I also wouldn't discount that he'd step in to help a colleague on a case that he might not agree with as a return for a favor or to try to get more support from his partners for his own idiosyncratic cases that others might not as easily want to help him with. Unless you think there's some absolute moral requirement that we have to have laws against any immoral activity that might occur in the bedroom (which would be insane; we couldn't list all of them), then there's shouldn't need to be a moral objection to his helping them.
It's quite clear that John Roberts is far more conservative than his record proves. He's no Souter. Those who want to treat him as one, if they had their way, would give us Edith Clement instead, who we know is more moderate. Bush has served the pro-life cause with this nominess, as he has with virtually every decision he has made that has a bearing on pro-life issues. He's made the right calls on which things to pursue, and the pro-life cause has been furthered more because he isn't willing to stand behind things that don't have enough support to achieve. That's how someone willing to accomplish something does it. Those who want to fail will follow the advice of World Net Daily authors.
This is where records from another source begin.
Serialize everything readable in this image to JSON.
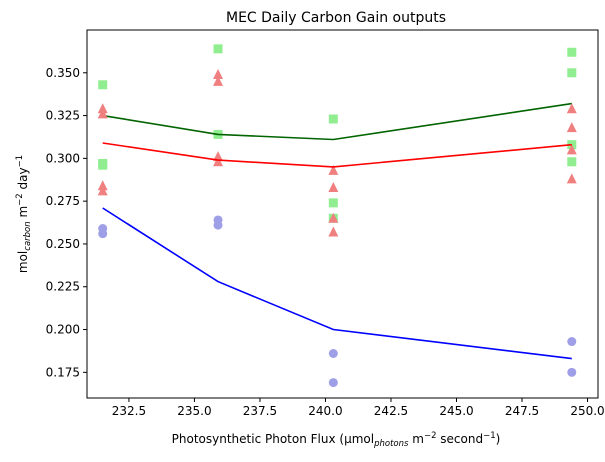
{
  "chart_data": {
    "type": "scatter",
    "title": "MEC Daily Carbon Gain outputs",
    "xlabel": {
      "prefix": "Photosynthetic Photon Flux (µmol",
      "sub": "photons",
      "mid": " m",
      "sup1": "−2",
      "mid2": " second",
      "sup2": "−1",
      "suffix": ")"
    },
    "ylabel": {
      "prefix": "mol",
      "sub": "carbon",
      "mid": " m",
      "sup1": "−2",
      "mid2": " day",
      "sup2": "−1"
    },
    "xlim": [
      230.9,
      250.4
    ],
    "ylim": [
      0.16,
      0.375
    ],
    "xticks": [
      "232.5",
      "235.0",
      "237.5",
      "240.0",
      "242.5",
      "245.0",
      "247.5",
      "250.0"
    ],
    "yticks": [
      "0.175",
      "0.200",
      "0.225",
      "0.250",
      "0.275",
      "0.300",
      "0.325",
      "0.350"
    ],
    "grid": false,
    "series": [
      {
        "marker": "square",
        "color": "#90ee90",
        "line_color": "#006400",
        "points": [
          [
            231.5,
            0.343
          ],
          [
            231.5,
            0.297
          ],
          [
            231.5,
            0.296
          ],
          [
            235.9,
            0.364
          ],
          [
            235.9,
            0.314
          ],
          [
            240.3,
            0.323
          ],
          [
            240.3,
            0.274
          ],
          [
            240.3,
            0.265
          ],
          [
            249.4,
            0.362
          ],
          [
            249.4,
            0.35
          ],
          [
            249.4,
            0.308
          ],
          [
            249.4,
            0.298
          ]
        ],
        "mean": [
          [
            231.5,
            0.325
          ],
          [
            235.9,
            0.314
          ],
          [
            240.3,
            0.311
          ],
          [
            249.4,
            0.332
          ]
        ]
      },
      {
        "marker": "triangle",
        "color": "#f08080",
        "line_color": "#ff0000",
        "points": [
          [
            231.5,
            0.329
          ],
          [
            231.5,
            0.326
          ],
          [
            231.5,
            0.284
          ],
          [
            231.5,
            0.281
          ],
          [
            235.9,
            0.349
          ],
          [
            235.9,
            0.345
          ],
          [
            235.9,
            0.301
          ],
          [
            235.9,
            0.298
          ],
          [
            240.3,
            0.293
          ],
          [
            240.3,
            0.283
          ],
          [
            240.3,
            0.265
          ],
          [
            240.3,
            0.257
          ],
          [
            249.4,
            0.329
          ],
          [
            249.4,
            0.318
          ],
          [
            249.4,
            0.305
          ],
          [
            249.4,
            0.288
          ]
        ],
        "mean": [
          [
            231.5,
            0.309
          ],
          [
            235.9,
            0.299
          ],
          [
            240.3,
            0.295
          ],
          [
            249.4,
            0.308
          ]
        ]
      },
      {
        "marker": "circle",
        "color": "#9f9fe8",
        "line_color": "#0000ff",
        "points": [
          [
            231.5,
            0.259
          ],
          [
            231.5,
            0.256
          ],
          [
            235.9,
            0.264
          ],
          [
            235.9,
            0.261
          ],
          [
            240.3,
            0.186
          ],
          [
            240.3,
            0.169
          ],
          [
            249.4,
            0.193
          ],
          [
            249.4,
            0.175
          ]
        ],
        "mean": [
          [
            231.5,
            0.271
          ],
          [
            235.9,
            0.228
          ],
          [
            240.3,
            0.2
          ],
          [
            249.4,
            0.183
          ]
        ]
      }
    ]
  }
}
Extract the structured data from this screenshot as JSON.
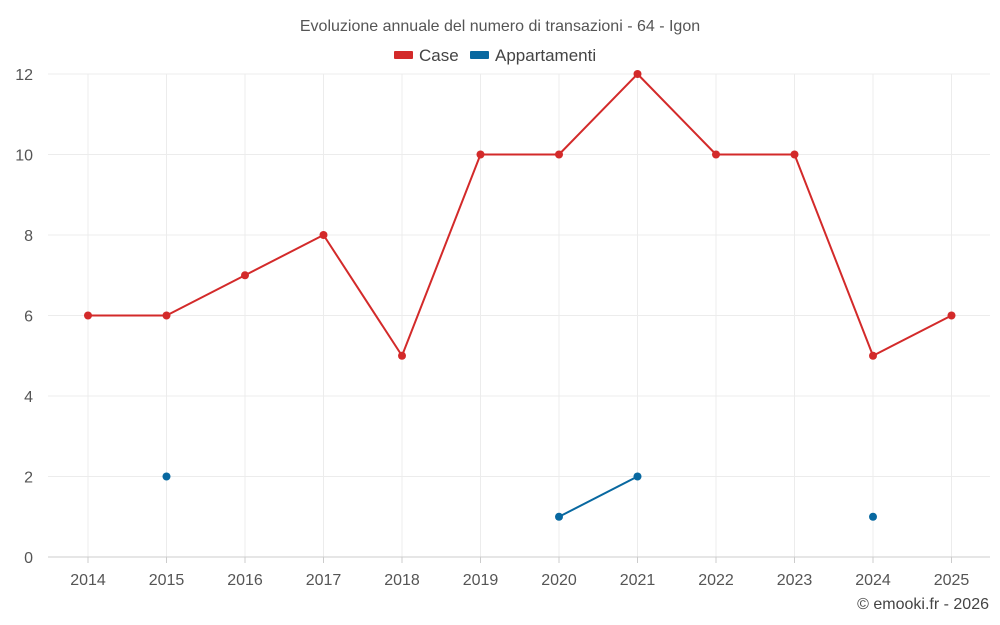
{
  "chart_data": {
    "type": "line",
    "title": "Evoluzione annuale del numero di transazioni - 64 - Igon",
    "categories": [
      "2014",
      "2015",
      "2016",
      "2017",
      "2018",
      "2019",
      "2020",
      "2021",
      "2022",
      "2023",
      "2024",
      "2025"
    ],
    "series": [
      {
        "name": "Case",
        "color": "#d32a2a",
        "values": [
          6,
          6,
          7,
          8,
          5,
          10,
          10,
          12,
          10,
          10,
          5,
          6
        ]
      },
      {
        "name": "Appartamenti",
        "color": "#0868a0",
        "values": [
          null,
          2,
          null,
          null,
          null,
          null,
          1,
          2,
          null,
          null,
          1,
          null
        ]
      }
    ],
    "ylim": [
      0,
      12
    ],
    "yticks": [
      0,
      2,
      4,
      6,
      8,
      10,
      12
    ],
    "xlabel": "",
    "ylabel": "",
    "grid": true,
    "legend": "top-center"
  },
  "credit": "© emooki.fr - 2026"
}
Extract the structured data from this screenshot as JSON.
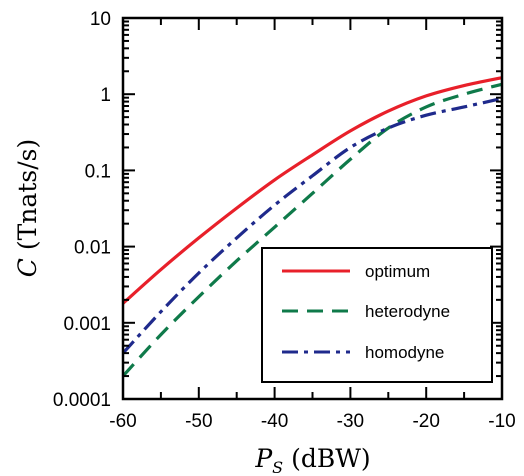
{
  "chart_data": {
    "type": "line",
    "xlabel": "P_S (dBW)",
    "ylabel": "C (Tnats/s)",
    "xlim": [
      -60,
      -10
    ],
    "ylim": [
      0.0001,
      10
    ],
    "yscale": "log",
    "grid": false,
    "legend_position": "lower-right",
    "x_ticks": [
      "-60",
      "-50",
      "-40",
      "-30",
      "-20",
      "-10"
    ],
    "y_ticks": [
      "0.0001",
      "0.001",
      "0.01",
      "0.1",
      "1",
      "10"
    ],
    "x": [
      -60,
      -55,
      -50,
      -45,
      -40,
      -35,
      -30,
      -25,
      -20,
      -15,
      -10
    ],
    "series": [
      {
        "name": "optimum",
        "color": "#e8202a",
        "dash": "solid",
        "values": [
          0.0018,
          0.005,
          0.013,
          0.032,
          0.075,
          0.16,
          0.33,
          0.6,
          0.95,
          1.3,
          1.65
        ]
      },
      {
        "name": "heterodyne",
        "color": "#0f7a4a",
        "dash": "dashed",
        "values": [
          0.0002,
          0.0007,
          0.0022,
          0.0065,
          0.018,
          0.05,
          0.14,
          0.36,
          0.68,
          1.0,
          1.35
        ]
      },
      {
        "name": "homodyne",
        "color": "#1f2a8c",
        "dash": "dashdot",
        "values": [
          0.0004,
          0.0014,
          0.0045,
          0.013,
          0.035,
          0.085,
          0.2,
          0.36,
          0.53,
          0.68,
          0.88
        ]
      }
    ]
  }
}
Anyone who has read my blog with any regularity knows that I have been on board with the Roberts nomination from the very first day. He SEEMS to be pro-life, and he SEEMS to be a strict constitutionalist, but without a paper trail it is nearly impossible to determine where he stands on anything.
For those of you whose allegiance is to President Bush, consider these facts: his appointment to Attorney General, pro-choice; his appointment to Secretary of State, pro-choice. Your devotion may be to the president, but my devotion is to a cause, namely overturning Roe v. Wade in my lifetime.
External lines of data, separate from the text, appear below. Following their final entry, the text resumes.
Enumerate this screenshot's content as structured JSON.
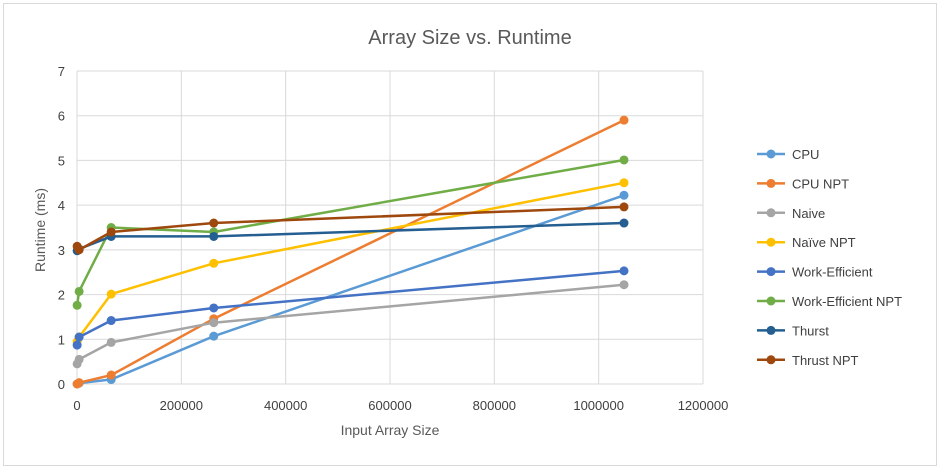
{
  "chart_data": {
    "type": "line",
    "title": "Array Size vs. Runtime",
    "xlabel": "Input Array Size",
    "ylabel": "Runtime (ms)",
    "xlim": [
      0,
      1200000
    ],
    "ylim": [
      0,
      7
    ],
    "xticks": [
      "0",
      "200000",
      "400000",
      "600000",
      "800000",
      "1000000",
      "1200000"
    ],
    "yticks": [
      "0",
      "1",
      "2",
      "3",
      "4",
      "5",
      "6",
      "7"
    ],
    "grid": true,
    "legend_position": "right",
    "x": [
      256,
      4096,
      65536,
      262144,
      1048576
    ],
    "series": [
      {
        "name": "CPU",
        "color": "#5b9bd5",
        "values": [
          0.0,
          0.02,
          0.1,
          1.07,
          4.22
        ]
      },
      {
        "name": "CPU NPT",
        "color": "#ed7d31",
        "values": [
          0.0,
          0.03,
          0.2,
          1.46,
          5.9
        ]
      },
      {
        "name": "Naive",
        "color": "#a5a5a5",
        "values": [
          0.45,
          0.55,
          0.93,
          1.37,
          2.22
        ]
      },
      {
        "name": "Naïve NPT",
        "color": "#ffc000",
        "values": [
          0.95,
          1.05,
          2.01,
          2.7,
          4.5
        ]
      },
      {
        "name": "Work-Efficient",
        "color": "#4472c4",
        "values": [
          0.87,
          1.05,
          1.42,
          1.7,
          2.53
        ]
      },
      {
        "name": "Work-Efficient NPT",
        "color": "#70ad47",
        "values": [
          1.76,
          2.07,
          3.5,
          3.4,
          5.01
        ]
      },
      {
        "name": "Thurst",
        "color": "#255e91",
        "values": [
          2.98,
          3.02,
          3.3,
          3.3,
          3.6
        ]
      },
      {
        "name": "Thrust NPT",
        "color": "#9e480e",
        "values": [
          3.08,
          3.0,
          3.4,
          3.6,
          3.96
        ]
      }
    ]
  }
}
And for those of you who thought my post was about gay rights, YOU MISSED THE POINT. My bottom line is this: is John Roberts a strict constitutionalist or is he an activist? To pretend to know the answer with such little information as we have seems irresponsible.
John Ashcroft is about as pro-life as you get, and we have no indication whatsoever about Gonzales. The only thing we know about him is that he considered it his duty as a judge to decide whether a girl was morally mature enough to understand the issues involved in matters like abortion, and that says nothing at all about whether he would have recommended to her to have the abortion or whether he agreed with the law that allowed judges to take away from parents the right to make such decisions.
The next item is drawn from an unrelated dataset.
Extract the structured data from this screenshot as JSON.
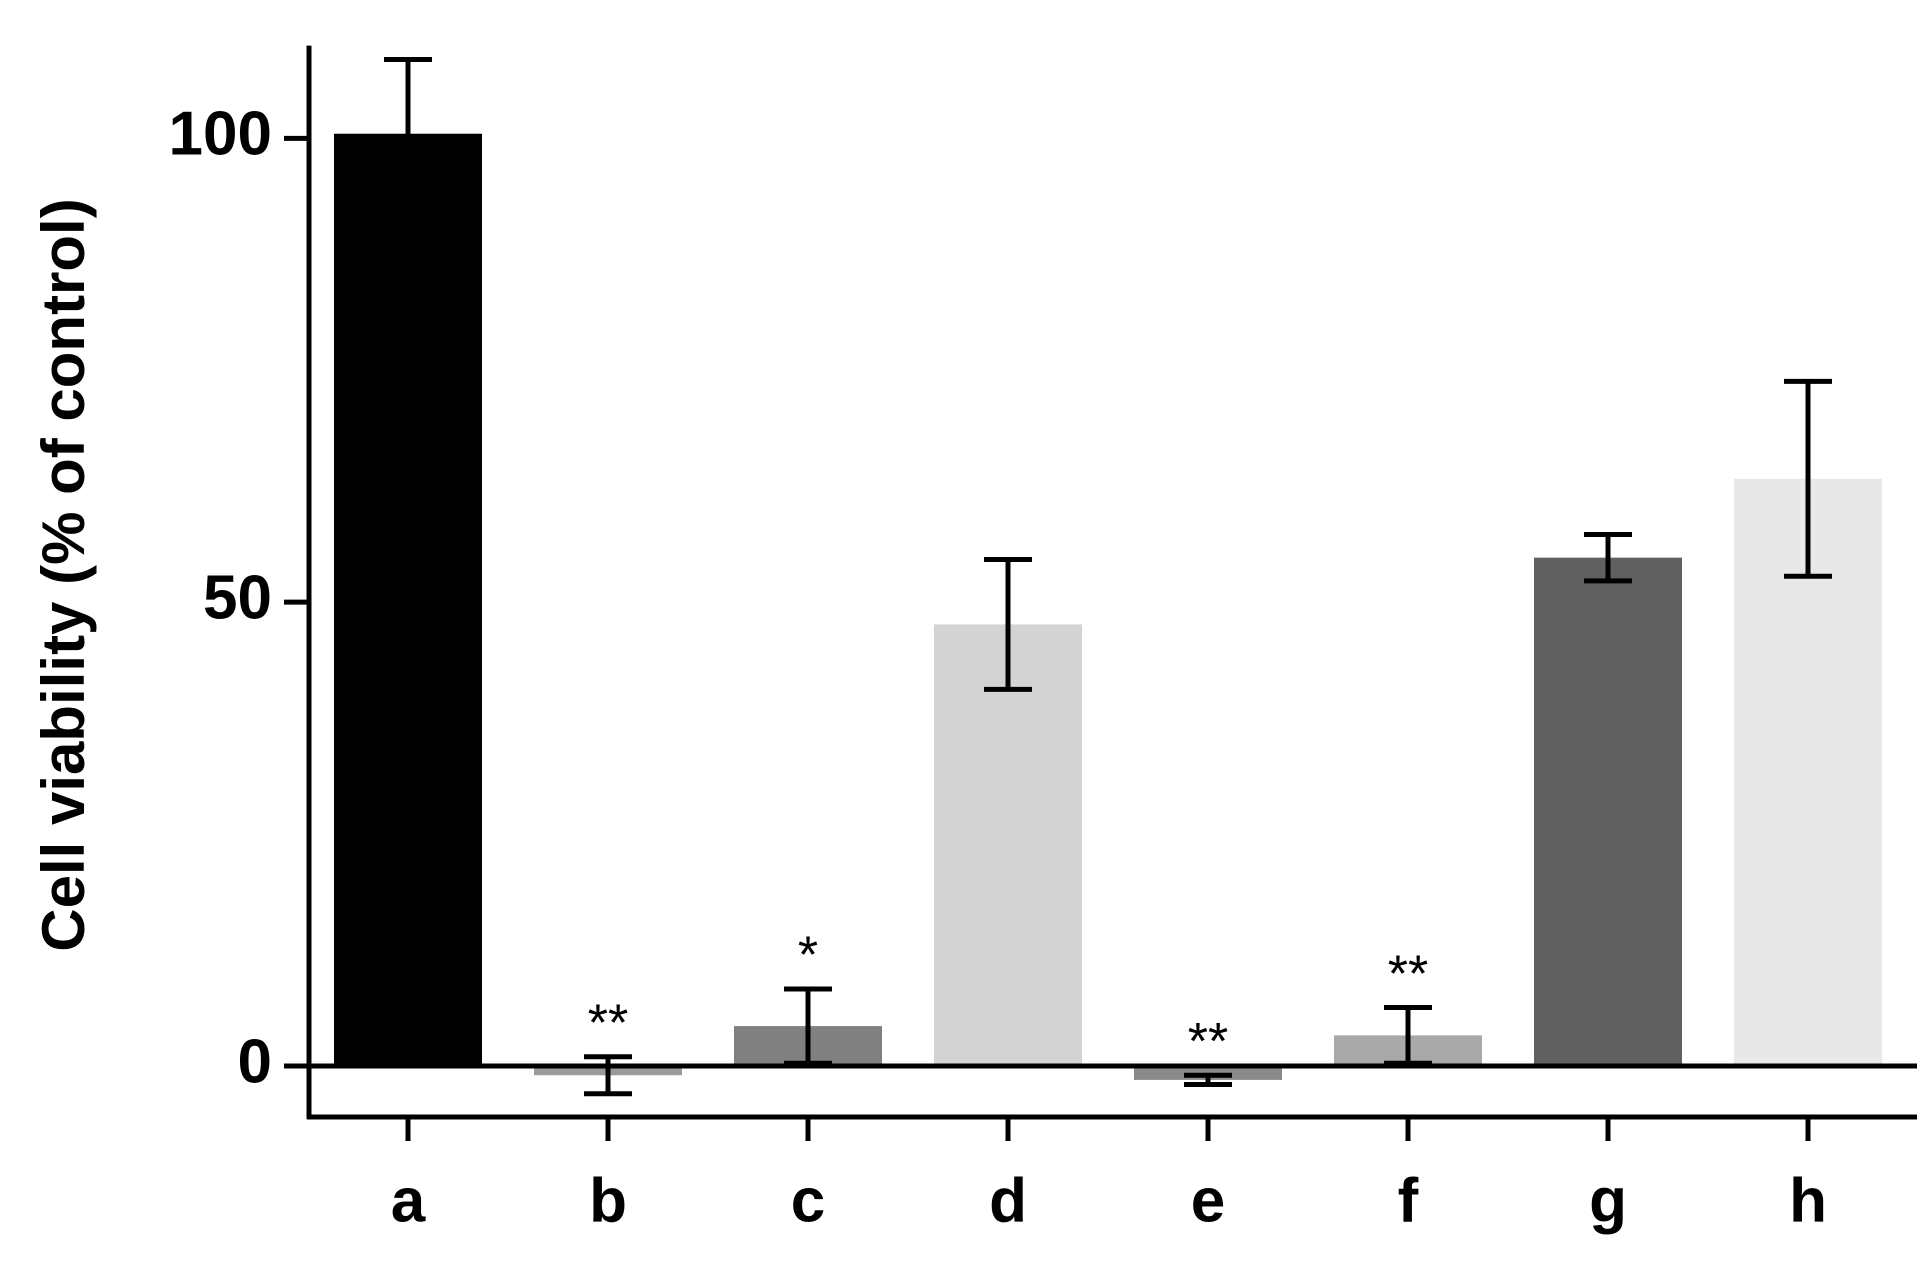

John Roberts is not a strict constructionist. He has made that clear. He thinks all such views are reductionistic. He doesn't think there are absolutist principles that you can just apply to every case no matter what else is involved with the case, and he thinks strict constructionists either have to do that or not be true to their strict constructionist principles. Of course, very few people are really strict constructionists in that sense, because he's right. You can't really be a strict constructionist in that way on every case. Scalia and Thomas certainly aren't, and they're the closest well-known figures who claim to be in that general area (Scalia isn't a strict constructionist but an originalist, and I don't know what name Thomas attaches to his view).